Manager, IT Security GRC

Summary of Position

The Manager of IT Security GRC (Governance, Risk and Compliance) is responsible for aligning IT Security with business goals, while managing risks and meeting all industry and government regulations. The incumbent in this role is the primary point of contact and interface between IT and both Internal/External Audit. This position requires a seasoned security professional with a deep understanding of cyber security practices, audit and compliance processes and regulations, as well as excellent people and communications skills.

Responsibilities

• Assist the CISO in developing and implementing policies, procedures, and controls that ensure compliance with laws, regulations, and industry best practices.
• Perform security risk assessments to identify gaps, come up with recommendations for remediations, and work with the Security Team to plan projects to close the gaps.
• Scheduling and orchestrating internal tabletop exercise for various scenarios such as disasters, cyber attacks and system outages.
• Leadership role in the SOX Audit effort required from IT Security by working with Internal/External Audit to gather compliance evidence and work though any potential issues.
• Leadership role in the development and updating of Lionsgate departmental Business Continuity Plans.
• Development of periodic reports for the Audit Committee of the Board, the SEC and Cyber Insurance.
• Working with Lionsgate business units to implement data governance across the enterprise, including the development of data classification and data protection strategies.
• Participation in other security projects and duties as assigned by the CISO.
• Assist in Incident Response and day-to-day Security Operations.

Qualifications and Skills

• 5-7 years of experience working various IT and Security Control frameworks (PCI, HITRUST, ISO, NIST, CIS, CSA, and etc...)
• 3-5 years of experience working in an IT or Security Audit function.

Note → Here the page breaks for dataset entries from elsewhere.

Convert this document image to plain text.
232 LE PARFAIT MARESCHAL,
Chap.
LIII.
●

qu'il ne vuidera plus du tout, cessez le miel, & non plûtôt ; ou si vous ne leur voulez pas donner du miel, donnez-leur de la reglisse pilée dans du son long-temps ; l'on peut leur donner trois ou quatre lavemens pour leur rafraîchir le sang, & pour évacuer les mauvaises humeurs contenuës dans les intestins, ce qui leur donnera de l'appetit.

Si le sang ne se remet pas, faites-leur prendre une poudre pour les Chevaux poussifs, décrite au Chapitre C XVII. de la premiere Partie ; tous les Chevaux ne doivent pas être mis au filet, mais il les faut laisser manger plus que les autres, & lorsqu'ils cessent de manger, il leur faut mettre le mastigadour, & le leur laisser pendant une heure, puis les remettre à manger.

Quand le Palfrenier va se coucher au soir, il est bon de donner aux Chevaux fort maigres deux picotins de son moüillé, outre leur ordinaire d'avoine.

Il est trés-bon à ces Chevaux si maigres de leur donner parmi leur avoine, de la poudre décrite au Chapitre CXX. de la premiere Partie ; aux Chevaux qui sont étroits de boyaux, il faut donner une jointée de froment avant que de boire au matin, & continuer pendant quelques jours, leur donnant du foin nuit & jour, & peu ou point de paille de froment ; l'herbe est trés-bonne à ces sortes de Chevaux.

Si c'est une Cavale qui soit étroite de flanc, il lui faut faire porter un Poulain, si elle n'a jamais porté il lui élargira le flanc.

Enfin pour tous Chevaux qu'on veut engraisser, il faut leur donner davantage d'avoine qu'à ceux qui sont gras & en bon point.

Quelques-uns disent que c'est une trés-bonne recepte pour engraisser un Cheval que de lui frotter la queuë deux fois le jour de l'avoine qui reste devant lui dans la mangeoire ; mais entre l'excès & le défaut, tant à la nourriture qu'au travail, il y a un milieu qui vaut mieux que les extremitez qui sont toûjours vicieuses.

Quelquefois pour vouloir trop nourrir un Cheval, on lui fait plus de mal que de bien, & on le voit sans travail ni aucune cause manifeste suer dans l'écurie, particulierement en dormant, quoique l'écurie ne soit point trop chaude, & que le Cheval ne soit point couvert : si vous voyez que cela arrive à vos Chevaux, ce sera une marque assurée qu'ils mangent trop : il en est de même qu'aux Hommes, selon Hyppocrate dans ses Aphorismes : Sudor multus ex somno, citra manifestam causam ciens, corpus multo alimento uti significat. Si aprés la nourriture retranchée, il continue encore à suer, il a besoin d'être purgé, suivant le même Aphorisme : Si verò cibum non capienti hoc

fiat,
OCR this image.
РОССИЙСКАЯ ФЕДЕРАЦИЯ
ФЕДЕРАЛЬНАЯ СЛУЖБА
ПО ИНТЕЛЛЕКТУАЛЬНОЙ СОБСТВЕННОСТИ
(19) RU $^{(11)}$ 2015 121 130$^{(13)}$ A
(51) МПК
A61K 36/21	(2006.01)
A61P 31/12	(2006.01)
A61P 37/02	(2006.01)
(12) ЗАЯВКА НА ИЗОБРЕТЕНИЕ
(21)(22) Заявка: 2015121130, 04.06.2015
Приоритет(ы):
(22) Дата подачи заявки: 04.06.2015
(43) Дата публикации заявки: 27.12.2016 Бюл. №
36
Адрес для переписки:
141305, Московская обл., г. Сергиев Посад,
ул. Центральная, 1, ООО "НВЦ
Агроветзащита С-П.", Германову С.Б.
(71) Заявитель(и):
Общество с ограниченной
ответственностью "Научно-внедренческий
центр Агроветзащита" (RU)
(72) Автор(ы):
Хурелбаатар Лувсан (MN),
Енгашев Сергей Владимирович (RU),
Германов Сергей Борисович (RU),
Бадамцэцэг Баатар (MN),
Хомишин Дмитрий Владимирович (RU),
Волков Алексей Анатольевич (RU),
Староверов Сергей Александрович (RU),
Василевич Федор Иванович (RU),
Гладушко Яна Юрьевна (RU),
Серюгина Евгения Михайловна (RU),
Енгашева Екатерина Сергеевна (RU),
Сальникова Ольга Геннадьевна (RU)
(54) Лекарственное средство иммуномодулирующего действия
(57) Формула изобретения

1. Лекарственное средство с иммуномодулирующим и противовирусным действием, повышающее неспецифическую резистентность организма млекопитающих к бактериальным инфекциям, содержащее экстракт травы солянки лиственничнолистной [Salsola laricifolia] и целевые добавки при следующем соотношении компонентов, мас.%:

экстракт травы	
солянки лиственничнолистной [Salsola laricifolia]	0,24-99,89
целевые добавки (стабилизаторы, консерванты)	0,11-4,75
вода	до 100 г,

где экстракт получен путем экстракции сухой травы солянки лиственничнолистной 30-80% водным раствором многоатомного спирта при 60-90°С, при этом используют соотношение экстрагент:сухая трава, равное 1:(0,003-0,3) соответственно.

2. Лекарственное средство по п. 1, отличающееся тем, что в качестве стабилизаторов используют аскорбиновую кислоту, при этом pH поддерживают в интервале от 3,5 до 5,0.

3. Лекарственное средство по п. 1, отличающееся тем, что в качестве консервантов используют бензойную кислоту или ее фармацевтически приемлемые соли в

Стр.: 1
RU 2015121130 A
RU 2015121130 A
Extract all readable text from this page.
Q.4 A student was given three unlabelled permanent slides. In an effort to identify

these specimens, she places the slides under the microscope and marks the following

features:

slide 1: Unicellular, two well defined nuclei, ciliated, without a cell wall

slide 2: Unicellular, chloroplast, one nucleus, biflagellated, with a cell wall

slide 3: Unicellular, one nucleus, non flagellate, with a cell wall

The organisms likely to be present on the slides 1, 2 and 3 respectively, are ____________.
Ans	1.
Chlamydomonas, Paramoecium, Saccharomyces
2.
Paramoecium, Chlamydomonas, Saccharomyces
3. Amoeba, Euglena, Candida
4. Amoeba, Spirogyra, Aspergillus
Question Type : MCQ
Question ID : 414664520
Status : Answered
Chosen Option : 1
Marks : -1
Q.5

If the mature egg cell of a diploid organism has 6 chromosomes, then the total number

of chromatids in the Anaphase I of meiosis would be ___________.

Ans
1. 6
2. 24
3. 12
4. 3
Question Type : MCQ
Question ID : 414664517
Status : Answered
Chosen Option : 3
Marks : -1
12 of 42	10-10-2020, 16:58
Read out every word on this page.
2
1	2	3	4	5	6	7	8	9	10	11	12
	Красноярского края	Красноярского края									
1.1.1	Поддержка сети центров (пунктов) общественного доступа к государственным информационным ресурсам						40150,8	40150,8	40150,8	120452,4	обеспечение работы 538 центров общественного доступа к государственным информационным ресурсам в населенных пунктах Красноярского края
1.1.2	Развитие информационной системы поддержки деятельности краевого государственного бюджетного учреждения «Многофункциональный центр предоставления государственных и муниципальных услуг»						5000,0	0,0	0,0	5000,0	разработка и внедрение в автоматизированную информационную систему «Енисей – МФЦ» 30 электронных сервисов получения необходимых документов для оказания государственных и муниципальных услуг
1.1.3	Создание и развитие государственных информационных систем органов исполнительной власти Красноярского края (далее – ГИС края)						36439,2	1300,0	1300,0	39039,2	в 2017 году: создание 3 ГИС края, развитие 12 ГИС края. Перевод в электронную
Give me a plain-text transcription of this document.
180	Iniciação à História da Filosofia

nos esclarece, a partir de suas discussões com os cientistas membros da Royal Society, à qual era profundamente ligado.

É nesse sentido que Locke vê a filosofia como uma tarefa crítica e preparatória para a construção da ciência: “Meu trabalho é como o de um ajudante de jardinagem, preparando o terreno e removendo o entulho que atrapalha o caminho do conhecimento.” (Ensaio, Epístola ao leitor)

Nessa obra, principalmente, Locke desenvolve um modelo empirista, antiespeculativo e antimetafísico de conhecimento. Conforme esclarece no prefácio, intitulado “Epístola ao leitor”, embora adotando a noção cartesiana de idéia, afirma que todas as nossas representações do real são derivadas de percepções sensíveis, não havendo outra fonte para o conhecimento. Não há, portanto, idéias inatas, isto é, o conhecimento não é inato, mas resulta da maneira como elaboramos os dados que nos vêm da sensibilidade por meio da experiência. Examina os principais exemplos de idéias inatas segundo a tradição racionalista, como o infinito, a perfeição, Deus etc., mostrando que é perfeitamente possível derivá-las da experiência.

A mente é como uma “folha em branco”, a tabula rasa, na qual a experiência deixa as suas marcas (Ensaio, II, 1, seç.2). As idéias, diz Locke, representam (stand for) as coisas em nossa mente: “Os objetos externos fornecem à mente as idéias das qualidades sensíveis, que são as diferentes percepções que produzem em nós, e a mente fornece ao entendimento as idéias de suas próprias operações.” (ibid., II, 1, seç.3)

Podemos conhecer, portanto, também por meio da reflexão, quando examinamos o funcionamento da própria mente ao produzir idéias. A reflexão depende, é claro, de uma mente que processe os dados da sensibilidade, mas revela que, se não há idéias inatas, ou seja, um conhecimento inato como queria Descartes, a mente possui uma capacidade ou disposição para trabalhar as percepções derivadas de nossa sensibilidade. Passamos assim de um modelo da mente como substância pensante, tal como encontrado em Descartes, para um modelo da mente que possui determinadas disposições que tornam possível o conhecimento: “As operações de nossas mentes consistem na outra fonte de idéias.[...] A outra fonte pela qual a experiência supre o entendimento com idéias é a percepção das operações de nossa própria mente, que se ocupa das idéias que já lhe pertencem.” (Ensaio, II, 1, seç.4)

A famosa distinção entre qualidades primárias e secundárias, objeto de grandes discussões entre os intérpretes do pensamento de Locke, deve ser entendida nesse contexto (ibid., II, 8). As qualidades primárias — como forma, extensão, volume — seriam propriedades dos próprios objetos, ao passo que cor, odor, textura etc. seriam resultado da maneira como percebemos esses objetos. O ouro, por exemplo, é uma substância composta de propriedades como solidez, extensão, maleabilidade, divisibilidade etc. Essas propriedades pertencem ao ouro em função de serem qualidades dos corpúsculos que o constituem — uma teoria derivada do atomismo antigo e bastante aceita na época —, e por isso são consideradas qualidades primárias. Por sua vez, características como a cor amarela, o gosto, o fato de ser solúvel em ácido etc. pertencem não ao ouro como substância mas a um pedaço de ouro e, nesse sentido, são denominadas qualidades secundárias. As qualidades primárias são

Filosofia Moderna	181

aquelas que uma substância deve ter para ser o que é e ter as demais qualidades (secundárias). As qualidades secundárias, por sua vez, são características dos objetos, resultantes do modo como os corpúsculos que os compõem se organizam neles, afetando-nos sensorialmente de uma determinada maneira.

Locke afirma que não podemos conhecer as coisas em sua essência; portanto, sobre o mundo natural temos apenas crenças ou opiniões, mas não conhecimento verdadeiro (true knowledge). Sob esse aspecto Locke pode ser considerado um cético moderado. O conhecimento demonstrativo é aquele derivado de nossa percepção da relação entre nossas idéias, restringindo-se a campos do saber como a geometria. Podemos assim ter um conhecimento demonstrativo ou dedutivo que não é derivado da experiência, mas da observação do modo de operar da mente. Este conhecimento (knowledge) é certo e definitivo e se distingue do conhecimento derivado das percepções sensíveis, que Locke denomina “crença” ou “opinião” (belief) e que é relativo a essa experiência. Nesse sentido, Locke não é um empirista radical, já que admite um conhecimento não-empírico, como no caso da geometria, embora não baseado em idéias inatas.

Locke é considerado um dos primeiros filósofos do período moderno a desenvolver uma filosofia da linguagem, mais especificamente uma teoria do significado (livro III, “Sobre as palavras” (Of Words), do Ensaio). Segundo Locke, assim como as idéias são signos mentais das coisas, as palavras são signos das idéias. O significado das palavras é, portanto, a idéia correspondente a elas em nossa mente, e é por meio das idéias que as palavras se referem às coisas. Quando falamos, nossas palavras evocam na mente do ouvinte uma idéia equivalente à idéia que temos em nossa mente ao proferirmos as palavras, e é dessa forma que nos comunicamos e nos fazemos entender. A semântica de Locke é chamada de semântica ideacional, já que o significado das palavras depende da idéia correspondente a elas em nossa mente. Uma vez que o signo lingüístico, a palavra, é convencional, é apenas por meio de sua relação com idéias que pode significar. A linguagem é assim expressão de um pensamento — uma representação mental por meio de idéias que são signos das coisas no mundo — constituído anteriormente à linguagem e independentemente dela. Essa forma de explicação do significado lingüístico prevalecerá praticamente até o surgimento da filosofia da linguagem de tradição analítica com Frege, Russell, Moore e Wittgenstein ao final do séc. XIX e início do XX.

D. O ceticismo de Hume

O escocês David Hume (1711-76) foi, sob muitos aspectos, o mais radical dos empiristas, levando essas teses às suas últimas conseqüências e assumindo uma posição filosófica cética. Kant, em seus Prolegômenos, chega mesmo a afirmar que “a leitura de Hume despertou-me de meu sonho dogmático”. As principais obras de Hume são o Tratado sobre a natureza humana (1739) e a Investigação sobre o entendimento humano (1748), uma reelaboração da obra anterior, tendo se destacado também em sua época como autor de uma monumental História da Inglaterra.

Media & Entertainment Industry experience is a big plus
• Strong understanding of relevant laws, regulations, and industry standards such as CCPA, GDPR and SEC guidelines
• Experience performing internal audits and interfacing external security audits like SOX
• Excellent analytical and problem-solving skills
• Strong communication and interpersonal skills
• Proven ability to work in a fast-paced environment with multiple priorities that require strong project management, prioritization and decision-making capabilities
• Ability to work independently and as part of a team
• Ability to develop and implement policies, procedures, and controls
• Strong understanding of Risk Management principles
• Bachelor's degree in information technology, business administration, or a related field, or specific domain experience in lieu of a degree
• Relevant certifications such as Certified Information Systems Security Professional (CISSP) or Certified Information Systems Auditor (CISA), or the commitment to gain such a certification within the first 12 months of employment

Nice to Haves

• Expertise in enterprise data classification, data protection and data loss prevention
• Strong program management and a track record of delivering programs and initiatives in line with enterprise objectives and on tight timelines
• Experienced with Security incident response and remediation efforts
• Ability to think clearly and remain focused in crisis situations

Our Benefits

• Full Coverage – Medical, Vision, and Dental
• Work/Life Balance – generous sick days, vacation days, holidays, and Impact Day
• 401(k) company matching

Compensation

$125,000 - $130,000

EEO Statement

Lionsgate is an equal employment opportunity employer. All employees and applicants are evaluated on the basis of their qualifications, consistent with applicable state and federal laws. In addition, Lionsgate will provide reasonable accommodations for qualified individuals with disabilities. Lionsgate will consider for employment qualified applicants with criminal histories in a manner consistent with the requirements of applicable state and federal law.